REVIENS REISER !
Un souvenir d’enfance. Sur la côte normande, il ne s’agissait pas de s’adonner à l’indolence estivale. On entrait sans tarder dans la mer, qu’il pleuve ou non. On nageait avec vigueur. Il fallait ensuite courir sur le sable pour se sécher. Selon mon grand-père, la baignade ne valait que pour ses vertus stimulantes. Cet hygiénisme d’un autre temps me semblait exotique donc amusant; il préfigurait l’opposition entre les plages « dynamiques » et « statiques ». Et j’ai comme le sentiment de parfois le retrouver, sous d’autres formes, quand j’écoute le gouvernement évoquer nos futures vacances, forcément contraintes et de préférence, en tout cas pour l’instant, cela va sans doute changer, sur le sol français.
Aux légitimes et austères restrictions géographiques, festives et sanitaires annoncées, s’ajoute, comme toujours sous ce quinquennat, un léger coup de pied de l’âne moralisateur de dernière minute : puisque nos vacances seront di érentes, autant qu’elles soient aussi culturelles et « apprenantes », qu’elles permettent de commencer un herbier, de visiter le musée de l’huile de ricin et autres merveilles de nos régions. La double peine, diront certains.
En réalité, cette évocation de « vacances intelligentes », faute de mieux, est légèrement agaçante. Il y a un petit côté « on vous donne du temps mais pas pour boire », « ce sera l’occasion de vous cultiver un peu ». Et cela en dit long sur le rôle qu’on entend faire jouer à la culture.

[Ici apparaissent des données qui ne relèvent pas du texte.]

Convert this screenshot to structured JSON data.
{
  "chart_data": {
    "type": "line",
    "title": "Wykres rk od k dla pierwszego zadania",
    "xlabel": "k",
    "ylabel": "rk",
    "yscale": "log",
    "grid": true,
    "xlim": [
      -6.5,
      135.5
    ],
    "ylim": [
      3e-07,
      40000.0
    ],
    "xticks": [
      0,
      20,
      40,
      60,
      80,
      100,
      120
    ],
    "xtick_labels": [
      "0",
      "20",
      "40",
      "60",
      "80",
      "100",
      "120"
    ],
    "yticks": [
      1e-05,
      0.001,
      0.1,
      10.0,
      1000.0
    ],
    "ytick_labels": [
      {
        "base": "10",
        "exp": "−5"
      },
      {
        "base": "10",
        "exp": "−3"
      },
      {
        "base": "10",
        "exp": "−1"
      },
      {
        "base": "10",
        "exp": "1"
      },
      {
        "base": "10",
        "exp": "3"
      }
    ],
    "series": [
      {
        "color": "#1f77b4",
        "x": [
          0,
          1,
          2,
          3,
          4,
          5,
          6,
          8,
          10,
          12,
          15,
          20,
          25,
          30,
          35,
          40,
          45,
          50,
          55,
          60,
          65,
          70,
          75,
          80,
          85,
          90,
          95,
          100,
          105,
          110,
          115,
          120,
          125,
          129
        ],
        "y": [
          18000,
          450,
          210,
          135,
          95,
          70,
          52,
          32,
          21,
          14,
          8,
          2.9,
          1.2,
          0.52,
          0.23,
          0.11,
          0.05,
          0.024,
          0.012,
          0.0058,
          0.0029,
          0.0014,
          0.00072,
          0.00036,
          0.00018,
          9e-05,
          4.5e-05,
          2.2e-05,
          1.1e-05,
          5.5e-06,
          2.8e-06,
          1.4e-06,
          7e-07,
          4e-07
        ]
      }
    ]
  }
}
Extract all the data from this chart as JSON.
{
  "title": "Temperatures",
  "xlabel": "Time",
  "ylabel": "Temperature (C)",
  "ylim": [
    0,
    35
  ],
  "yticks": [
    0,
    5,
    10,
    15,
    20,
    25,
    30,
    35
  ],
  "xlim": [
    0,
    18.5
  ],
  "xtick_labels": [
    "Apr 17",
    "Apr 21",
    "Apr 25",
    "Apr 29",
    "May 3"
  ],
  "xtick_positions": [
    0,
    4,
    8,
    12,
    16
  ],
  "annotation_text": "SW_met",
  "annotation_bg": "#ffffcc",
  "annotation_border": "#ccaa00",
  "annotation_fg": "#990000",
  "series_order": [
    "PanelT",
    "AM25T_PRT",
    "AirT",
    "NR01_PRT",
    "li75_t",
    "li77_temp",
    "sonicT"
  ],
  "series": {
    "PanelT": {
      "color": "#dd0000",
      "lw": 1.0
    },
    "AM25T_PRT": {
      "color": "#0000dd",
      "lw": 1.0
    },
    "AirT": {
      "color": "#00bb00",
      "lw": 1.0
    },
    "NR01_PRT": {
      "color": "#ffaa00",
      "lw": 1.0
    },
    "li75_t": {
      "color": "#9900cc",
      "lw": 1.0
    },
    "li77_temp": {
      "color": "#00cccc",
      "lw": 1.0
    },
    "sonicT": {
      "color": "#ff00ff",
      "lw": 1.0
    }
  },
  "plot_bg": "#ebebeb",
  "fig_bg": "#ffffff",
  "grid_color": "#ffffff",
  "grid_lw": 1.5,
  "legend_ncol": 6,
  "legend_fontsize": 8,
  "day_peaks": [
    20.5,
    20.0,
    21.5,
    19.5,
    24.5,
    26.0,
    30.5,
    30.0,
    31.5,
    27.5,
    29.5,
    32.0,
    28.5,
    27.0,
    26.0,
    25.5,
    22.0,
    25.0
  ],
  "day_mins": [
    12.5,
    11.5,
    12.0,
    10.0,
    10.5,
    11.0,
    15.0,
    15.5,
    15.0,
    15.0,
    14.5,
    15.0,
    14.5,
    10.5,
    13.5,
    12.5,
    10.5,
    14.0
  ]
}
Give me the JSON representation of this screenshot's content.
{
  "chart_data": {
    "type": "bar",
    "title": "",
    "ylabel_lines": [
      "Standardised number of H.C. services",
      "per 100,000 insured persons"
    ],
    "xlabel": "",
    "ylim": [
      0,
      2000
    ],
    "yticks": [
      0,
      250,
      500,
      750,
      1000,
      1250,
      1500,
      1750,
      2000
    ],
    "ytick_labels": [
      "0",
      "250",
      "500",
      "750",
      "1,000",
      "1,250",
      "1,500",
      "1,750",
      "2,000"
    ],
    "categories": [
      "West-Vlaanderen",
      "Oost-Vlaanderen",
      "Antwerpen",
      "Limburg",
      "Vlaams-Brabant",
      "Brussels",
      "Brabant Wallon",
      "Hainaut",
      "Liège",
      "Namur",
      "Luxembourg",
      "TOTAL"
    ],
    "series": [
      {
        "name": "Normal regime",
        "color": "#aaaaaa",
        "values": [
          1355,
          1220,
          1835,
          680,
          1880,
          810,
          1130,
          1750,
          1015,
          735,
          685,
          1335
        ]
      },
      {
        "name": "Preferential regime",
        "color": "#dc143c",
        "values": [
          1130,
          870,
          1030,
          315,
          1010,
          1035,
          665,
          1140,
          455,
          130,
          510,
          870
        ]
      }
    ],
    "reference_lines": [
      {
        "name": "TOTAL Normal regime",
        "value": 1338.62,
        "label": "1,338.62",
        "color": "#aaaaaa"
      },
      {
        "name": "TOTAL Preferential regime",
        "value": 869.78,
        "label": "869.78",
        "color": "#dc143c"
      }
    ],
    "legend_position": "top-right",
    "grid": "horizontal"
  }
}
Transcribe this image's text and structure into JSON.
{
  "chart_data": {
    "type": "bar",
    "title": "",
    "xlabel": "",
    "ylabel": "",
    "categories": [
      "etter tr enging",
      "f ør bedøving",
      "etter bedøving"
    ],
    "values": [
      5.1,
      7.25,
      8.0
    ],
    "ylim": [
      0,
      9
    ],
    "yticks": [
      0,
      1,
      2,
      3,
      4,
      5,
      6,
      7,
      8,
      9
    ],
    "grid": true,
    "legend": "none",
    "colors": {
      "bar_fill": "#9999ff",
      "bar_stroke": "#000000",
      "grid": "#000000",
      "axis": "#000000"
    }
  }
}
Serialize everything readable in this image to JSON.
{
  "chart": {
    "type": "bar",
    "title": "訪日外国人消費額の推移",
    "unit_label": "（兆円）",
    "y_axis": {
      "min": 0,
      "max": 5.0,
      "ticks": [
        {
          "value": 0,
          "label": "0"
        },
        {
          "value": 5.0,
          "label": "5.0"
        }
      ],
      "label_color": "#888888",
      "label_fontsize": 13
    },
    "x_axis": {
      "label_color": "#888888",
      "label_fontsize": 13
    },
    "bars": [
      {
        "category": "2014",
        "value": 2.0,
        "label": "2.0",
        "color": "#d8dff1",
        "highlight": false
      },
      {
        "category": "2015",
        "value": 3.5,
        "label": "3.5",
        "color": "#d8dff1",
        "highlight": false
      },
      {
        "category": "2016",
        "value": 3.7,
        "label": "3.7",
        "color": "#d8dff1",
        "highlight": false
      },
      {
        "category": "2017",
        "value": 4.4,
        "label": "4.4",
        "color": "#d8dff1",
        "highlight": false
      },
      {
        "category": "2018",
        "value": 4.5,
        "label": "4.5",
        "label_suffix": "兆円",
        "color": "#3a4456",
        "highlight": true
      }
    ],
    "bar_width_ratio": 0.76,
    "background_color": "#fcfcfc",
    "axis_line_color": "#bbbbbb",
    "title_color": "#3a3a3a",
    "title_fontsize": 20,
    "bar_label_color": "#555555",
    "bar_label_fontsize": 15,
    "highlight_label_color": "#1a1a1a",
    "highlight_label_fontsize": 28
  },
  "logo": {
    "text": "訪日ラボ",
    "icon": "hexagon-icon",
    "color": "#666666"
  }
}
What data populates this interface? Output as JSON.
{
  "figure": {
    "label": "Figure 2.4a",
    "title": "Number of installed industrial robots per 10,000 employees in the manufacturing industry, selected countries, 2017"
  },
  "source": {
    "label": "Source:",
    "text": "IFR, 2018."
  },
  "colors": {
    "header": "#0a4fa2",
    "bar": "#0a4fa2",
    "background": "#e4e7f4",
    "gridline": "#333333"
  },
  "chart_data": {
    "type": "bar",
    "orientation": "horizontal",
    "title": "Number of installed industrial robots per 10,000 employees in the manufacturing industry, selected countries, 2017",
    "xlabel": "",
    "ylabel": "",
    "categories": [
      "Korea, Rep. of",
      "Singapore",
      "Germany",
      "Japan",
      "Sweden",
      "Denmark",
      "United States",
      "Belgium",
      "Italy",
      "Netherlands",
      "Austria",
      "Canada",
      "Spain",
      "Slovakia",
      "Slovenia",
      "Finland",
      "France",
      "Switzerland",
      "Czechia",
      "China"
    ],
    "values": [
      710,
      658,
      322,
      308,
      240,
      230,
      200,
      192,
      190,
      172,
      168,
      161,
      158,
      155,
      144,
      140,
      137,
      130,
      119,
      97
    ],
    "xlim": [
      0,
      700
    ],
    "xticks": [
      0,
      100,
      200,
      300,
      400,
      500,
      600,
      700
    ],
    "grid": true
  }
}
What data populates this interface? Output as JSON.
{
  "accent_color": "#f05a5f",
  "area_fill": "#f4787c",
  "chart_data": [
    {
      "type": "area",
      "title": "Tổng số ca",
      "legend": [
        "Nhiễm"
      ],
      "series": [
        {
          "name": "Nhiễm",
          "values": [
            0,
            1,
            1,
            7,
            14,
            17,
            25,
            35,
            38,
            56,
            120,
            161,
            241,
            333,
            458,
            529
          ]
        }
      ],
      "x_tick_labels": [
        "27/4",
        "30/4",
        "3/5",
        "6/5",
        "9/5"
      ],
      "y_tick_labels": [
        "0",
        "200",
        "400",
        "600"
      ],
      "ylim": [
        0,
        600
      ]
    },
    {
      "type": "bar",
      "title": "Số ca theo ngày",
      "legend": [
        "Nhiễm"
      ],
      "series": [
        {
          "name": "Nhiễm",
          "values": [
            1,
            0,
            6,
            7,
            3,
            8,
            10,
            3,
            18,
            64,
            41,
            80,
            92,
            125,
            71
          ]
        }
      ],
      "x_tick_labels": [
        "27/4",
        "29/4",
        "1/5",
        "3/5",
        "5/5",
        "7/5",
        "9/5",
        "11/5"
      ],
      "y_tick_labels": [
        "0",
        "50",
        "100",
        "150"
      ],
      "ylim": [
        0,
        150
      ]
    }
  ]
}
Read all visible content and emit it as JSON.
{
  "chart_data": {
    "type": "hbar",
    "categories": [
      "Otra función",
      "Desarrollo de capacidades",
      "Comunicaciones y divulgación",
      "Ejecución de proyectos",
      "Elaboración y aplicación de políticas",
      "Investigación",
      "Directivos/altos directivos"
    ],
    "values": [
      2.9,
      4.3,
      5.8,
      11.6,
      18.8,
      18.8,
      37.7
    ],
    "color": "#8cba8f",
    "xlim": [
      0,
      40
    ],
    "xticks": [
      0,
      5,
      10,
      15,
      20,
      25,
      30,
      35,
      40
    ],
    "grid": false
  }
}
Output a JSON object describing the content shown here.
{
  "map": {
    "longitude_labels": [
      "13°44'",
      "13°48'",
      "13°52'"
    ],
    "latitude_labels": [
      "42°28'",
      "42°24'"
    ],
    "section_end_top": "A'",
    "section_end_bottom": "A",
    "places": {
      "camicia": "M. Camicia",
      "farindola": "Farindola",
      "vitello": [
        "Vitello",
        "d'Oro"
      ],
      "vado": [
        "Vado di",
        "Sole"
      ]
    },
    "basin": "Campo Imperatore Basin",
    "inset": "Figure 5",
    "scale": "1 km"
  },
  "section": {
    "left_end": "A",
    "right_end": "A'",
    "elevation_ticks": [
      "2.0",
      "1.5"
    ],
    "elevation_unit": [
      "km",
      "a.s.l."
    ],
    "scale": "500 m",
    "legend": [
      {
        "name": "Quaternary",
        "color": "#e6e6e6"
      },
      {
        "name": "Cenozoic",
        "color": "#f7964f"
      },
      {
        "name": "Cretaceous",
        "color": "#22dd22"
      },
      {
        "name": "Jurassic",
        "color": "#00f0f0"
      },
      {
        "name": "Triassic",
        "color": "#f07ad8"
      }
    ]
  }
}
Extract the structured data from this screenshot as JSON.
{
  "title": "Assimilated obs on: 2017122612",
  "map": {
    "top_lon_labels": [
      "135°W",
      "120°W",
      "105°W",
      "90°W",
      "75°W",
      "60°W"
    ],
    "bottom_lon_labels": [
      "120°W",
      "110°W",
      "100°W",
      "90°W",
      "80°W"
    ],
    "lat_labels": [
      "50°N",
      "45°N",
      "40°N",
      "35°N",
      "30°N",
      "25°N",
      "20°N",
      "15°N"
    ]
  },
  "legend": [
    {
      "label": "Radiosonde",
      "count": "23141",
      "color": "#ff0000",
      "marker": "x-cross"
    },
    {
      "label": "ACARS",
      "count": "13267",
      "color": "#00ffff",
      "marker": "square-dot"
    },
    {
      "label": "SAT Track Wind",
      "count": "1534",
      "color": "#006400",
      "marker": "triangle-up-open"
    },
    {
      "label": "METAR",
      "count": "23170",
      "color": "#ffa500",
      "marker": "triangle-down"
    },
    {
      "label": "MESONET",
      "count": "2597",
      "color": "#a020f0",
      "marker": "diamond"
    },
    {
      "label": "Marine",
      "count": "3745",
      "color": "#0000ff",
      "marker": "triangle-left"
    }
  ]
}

Dans son ouvrage « le Salaire de l’idéal » (Le Seuil, 1997), Jean-Claude Milner décrit, dans un tout autre contexte, ce qui permet d’occuper ceux qui ont peu d’argent mais beaucoup de temps libre : « […] la pure contemplation du vide (introspection, pêche, camping, bricolage, ménage, etc.) ou les divertissements gratuits (sports, scènes de famille, adultères, cueillette de champignons, etc.). Le sujet social est alors séparé de toute civilisation matérielle. C’est pourquoi il arrive que le nom de “culture” serve à excuser et à masquer cette séparation. »
C’est tout à fait le sentiment que donne la perspective de vacances « découvertes pour tous ». C’est un cache-misère en apparence exigeant et pédagogue. Et un tour de passepasse un peu grossier. Les vacances culturelles, c’est aux moins riches, à ceux qui sont touchés par la crise, qu’on les recommande. Les autres s’adapteront. De la contrainte ils feront du glam, du local ils feront un luxe.
Ainsi l’avait repéré le meilleur spécialiste des vacances des Français : je veux parler de l’immense Reiser. Il faut relire ses planches publiées dans « On vit une époque formidable », sur les vacances des riches et des pauvres : « quand il pleut, le gazon des riches est plus beau, quand il pleut le gazon des pauvres devient un tas de boue », « quand ils vont loin en bateau, les riches gagnent des coupes, quand ils vont loin, les pauvres se font engueuler par le CRS ». Il faut se replonger dans les pascaliennes aventures de « la Famille Oboulot en vacances ». Ces pages ont plus de quarante ans et pourtant on y est.
Peut-être, d’ailleurs, que c’est de Reiser que viendra notre salut. Quoi de mieux, pour des vacances intelligentes, désopilantes, économes, saines mais pas entièrement sages, que de relire toute son oeuvre au sommet d’une montagne vieille, à l’ombre d’un mélèze chiant, Pataugas aux pieds, un thermos de Viandox à la main, entre deux oeufs durs et l’observation d’un triton pataugeant dans l’eau ferrugineuse d’un torrent statique ? Rien, je vous le dis.